On Sundays I reflect.
I did not drink alcohol this week.
Today, I write from Manhattan as I wrap up a quick weekend trip. The views aren’t quite the same, but equally as astonishing. I see the skyline out the window, instead of my mountains.
I remember years ago when I arrived here, terrified. After the wedding, I went to my drummer’s in Brooklyn where he offered me a few nights on a couch. I joined his band that day; Shackers. A day or two later I got a train to Long Island, where I got a job in a glass studio. I told Yoni I may be living in New York and he insisted I come stay with him in Manhattan. He met me at Penn Station where he helped me carry my bags on a train to 14th. I remember that was the most afraid I’ve ever been, and he showed up and told me not to worry. When he introduced me to his roommate, I was told I was welcome at the apartment any time as long as I didn’t move in for six months. I spent most of a year on that couch.
Yoni did everything he could, to allow me to pursue my passion for art that year back in 2014. He fed me, he gave me a key to his apartment, he took me out every weekend and never let me feel bad about how broke I was. Yoni was one of many people who took me in and provided me with the opportunity to just be me.
I felt like such a failure back then. I couldn’t take care of myself, and I wasn’t sure If I would ever be able to do so while following my dream. I contemplated giving up many times, and were it not for people like Yoni believing in me I think I might have. He must have talked me out of giving up over a dozen times that year, insisting that I was not a financial burden nor having a negative impact on his life. It was one of the most selfless things anyone had done for me. It forced me to keep pushing.

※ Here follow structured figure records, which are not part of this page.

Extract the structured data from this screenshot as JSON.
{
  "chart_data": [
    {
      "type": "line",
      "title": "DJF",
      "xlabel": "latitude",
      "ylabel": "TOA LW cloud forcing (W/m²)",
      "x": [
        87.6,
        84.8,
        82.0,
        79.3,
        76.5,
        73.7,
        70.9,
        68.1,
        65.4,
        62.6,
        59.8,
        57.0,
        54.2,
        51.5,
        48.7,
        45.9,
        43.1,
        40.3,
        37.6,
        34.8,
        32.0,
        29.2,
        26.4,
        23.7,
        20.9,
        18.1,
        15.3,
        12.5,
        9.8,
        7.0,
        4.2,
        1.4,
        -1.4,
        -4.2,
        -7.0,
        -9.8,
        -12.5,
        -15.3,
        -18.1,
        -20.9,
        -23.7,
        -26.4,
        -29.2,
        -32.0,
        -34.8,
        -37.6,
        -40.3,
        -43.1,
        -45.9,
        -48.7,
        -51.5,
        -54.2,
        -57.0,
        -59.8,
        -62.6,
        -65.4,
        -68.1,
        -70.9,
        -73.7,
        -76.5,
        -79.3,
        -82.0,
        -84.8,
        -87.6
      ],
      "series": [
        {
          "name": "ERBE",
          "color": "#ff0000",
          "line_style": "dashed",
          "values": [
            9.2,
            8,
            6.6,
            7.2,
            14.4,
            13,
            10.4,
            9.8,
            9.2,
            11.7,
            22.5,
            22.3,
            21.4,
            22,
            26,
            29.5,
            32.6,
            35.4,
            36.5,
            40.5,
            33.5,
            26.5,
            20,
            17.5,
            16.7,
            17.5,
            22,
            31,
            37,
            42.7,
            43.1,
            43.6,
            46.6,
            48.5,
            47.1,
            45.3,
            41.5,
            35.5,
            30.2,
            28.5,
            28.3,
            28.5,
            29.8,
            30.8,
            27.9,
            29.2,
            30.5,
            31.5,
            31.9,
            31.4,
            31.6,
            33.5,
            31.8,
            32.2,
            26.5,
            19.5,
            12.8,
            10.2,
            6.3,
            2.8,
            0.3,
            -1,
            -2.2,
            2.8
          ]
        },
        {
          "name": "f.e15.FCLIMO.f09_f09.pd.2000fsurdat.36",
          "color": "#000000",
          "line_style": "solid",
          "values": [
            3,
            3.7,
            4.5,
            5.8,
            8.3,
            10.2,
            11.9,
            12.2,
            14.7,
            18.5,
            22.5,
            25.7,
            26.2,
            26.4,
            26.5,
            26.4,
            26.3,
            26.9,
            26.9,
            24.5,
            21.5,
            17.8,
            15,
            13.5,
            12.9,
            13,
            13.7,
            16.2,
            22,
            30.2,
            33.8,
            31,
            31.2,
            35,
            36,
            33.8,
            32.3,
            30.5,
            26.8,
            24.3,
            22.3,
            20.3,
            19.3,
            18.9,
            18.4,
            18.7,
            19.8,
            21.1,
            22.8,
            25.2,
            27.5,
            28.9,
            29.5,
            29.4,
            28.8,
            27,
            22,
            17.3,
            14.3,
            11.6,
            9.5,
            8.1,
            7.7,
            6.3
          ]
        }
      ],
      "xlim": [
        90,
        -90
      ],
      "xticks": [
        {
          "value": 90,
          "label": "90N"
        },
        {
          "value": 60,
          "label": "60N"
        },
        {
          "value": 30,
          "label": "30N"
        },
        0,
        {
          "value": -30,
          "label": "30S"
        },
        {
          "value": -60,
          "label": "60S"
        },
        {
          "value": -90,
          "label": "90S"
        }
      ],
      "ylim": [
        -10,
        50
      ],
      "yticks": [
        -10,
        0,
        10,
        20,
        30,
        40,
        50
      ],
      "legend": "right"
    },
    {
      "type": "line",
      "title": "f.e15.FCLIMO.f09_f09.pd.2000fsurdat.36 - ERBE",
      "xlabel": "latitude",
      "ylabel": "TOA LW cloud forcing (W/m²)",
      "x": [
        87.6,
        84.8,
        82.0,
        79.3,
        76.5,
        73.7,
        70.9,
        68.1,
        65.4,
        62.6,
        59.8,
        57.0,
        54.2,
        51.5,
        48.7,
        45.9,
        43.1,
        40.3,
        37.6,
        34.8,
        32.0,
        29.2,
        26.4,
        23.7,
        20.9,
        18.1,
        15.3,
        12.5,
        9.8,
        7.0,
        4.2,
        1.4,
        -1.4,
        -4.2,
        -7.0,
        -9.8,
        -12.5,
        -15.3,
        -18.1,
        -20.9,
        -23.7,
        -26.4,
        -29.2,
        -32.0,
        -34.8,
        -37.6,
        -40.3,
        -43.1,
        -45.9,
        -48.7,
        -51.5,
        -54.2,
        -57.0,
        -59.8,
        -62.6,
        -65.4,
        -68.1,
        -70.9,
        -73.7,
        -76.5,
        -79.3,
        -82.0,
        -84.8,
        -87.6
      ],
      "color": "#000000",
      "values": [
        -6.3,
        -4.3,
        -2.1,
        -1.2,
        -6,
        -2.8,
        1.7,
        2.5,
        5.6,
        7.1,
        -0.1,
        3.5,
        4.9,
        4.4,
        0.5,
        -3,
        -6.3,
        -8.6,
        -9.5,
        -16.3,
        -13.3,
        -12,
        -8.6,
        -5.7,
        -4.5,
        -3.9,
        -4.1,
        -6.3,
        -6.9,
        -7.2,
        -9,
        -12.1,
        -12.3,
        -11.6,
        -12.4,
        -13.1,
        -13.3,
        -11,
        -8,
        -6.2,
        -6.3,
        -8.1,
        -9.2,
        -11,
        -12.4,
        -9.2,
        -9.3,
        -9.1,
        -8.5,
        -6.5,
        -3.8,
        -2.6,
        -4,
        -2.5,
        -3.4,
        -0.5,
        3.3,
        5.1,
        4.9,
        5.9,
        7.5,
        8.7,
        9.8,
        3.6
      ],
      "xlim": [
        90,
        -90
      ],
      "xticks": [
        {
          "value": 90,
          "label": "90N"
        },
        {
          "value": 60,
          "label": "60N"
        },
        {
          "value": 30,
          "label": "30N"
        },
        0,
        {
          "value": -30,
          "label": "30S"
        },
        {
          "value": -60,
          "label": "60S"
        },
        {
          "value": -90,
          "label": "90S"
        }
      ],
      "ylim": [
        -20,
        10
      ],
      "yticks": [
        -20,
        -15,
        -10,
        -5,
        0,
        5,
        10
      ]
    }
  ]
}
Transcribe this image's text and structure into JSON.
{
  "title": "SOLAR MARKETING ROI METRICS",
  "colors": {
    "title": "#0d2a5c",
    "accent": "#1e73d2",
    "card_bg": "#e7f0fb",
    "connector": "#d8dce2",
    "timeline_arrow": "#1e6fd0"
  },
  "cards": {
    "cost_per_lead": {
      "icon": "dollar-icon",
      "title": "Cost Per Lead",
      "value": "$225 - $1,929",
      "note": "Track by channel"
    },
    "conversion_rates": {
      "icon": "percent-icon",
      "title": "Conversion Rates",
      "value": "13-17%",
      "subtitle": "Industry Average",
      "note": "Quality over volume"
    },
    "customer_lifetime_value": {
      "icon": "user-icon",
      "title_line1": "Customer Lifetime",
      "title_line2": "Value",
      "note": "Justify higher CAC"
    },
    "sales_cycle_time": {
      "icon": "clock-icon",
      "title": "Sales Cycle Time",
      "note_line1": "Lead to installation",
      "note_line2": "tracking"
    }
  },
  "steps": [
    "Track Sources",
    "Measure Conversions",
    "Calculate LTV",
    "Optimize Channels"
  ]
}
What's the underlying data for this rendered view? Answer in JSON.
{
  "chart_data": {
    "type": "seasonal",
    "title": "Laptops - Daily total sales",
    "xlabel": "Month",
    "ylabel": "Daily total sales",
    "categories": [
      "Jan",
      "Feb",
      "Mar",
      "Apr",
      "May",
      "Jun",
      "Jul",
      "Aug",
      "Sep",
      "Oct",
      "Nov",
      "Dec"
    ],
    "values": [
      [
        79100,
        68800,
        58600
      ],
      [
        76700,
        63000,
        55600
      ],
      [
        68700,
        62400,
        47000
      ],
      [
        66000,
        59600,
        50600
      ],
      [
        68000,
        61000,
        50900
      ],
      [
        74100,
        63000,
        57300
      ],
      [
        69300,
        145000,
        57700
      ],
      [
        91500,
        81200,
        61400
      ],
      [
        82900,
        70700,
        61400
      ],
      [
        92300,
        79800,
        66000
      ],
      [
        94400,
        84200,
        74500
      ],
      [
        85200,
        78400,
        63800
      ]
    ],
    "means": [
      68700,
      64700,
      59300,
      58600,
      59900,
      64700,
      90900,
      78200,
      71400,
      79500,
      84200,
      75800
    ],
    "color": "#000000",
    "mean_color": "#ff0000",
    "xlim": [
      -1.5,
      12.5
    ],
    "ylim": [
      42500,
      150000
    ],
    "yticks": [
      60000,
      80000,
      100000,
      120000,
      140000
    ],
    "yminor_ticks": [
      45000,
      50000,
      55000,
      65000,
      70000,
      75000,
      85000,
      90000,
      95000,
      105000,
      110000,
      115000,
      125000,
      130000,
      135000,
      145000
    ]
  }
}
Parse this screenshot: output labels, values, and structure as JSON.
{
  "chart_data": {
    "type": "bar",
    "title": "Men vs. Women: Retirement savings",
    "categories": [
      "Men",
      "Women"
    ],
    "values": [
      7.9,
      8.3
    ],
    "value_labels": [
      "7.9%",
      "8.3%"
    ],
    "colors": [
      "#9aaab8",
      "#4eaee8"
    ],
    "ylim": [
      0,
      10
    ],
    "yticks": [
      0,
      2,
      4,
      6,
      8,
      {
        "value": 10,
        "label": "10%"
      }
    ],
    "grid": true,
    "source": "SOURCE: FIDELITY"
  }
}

So I arrive at Newark Thursday night, already late for dinner. I walk from a few miles from Penn Station downtown and it all comes back to me. The smells and sounds, the chaos and the madness. Dinner is over a dozen courses, Omakase style (chef’s choice). Everything is taken care of, as always and I remember feeling so grateful to be back.
After a few mile run, I spent Friday morning with Whiskey Craig, another man who took me in years ago. When I overstayed my welcome at Yoni’s and Craig was out of town, he would give me his apartment as my own in yet another selfless act to help me follow the dream. We had brunch and caught up, before gallery hopping in Chelsea for a few hours.
An ex lover saw I was coming to New York, and asked me to get coffee. We had not seen each other in ten years. She’s married and living in Brooklyn, thinking of having children soon. We caught up for an hour or two that afternoon, reminiscing on our childhood and catching up on the past. Friday night I had to lay low, in preparation for a big day yesterday.
I woke for brunch with family Saturday, to meet my cousin’s new daughter and she’s beautiful. I spent a brisk half hour catching up with cousins before jetting to Joel in Brooklyn. Joel is another of my best friends, also known as the courier. Yesterday’s mission was to drive me to Philadelphia to try his friends sandwich shop and to see my friends art show.
The reason I came East on this trip, was to attend the opening of 1000 Glass Cranes, an art installation by my friend Jeremy Grant-Levine (GERM). You can learn more about the project at 1000glasscranes.com Jeremy set out to make 1000 glass origami cranes in the Japanese tradition of folding paper. He attempted to accomplish this feat in a year, and it took him two. The work he put in physically, as well as on a personal level is truly an inspiration. I’ve been struggling to find a balance between routine and the spontaneous way in which I live my life. As artists, I think we all do. Jeremy committed himself to a routine, and a project so much larger than any one days work. I admire his tenacity and hard work in making this vision a reality. I would not have missed this show for anything, and I’m grateful to the people that helped me make it happen.
I remember when I used to hate New York, before I lived here. I had visited a few times briefly, and I was not a fan. Now this city holds a special place in my heart. I think my favorite thing about the city is running, but my legs will disagree for a few more days.
This trip was one of the last distractions I had to keep my mind off the immense amount of work I have to do. When I get back to Colorado, I’ll continue to develop my routine. Like my friend Jeremy, I am in a constant battle to balance work and my personal life. As an artist, one must self motivate in order to succeed and to me that is one of life’s greatest challenges. Over the last year since leaving New York after my 28th birthday my only focus has been on developing a healthy lifestyle and routine for myself. It’s been hard, and things have gotten a lot better.
As this trip wraps up, I’m preparing to submit myself back into the process. Today I’ll head to brunch shortly and then spend my last hours here with people I love taking in as much of the city as I can before returning to my mountain oasis. These trips are integral to my process, and help me realize just how much I love “Home” and the life I live.
I’m grateful as always to everyone following my journey, and especially those that participate first hand. I wouldn’t be who I am without the people I surround myself with, who bring me up and encourage me to keep being me.
Thanks for tuning in, and enjoy your Sunday.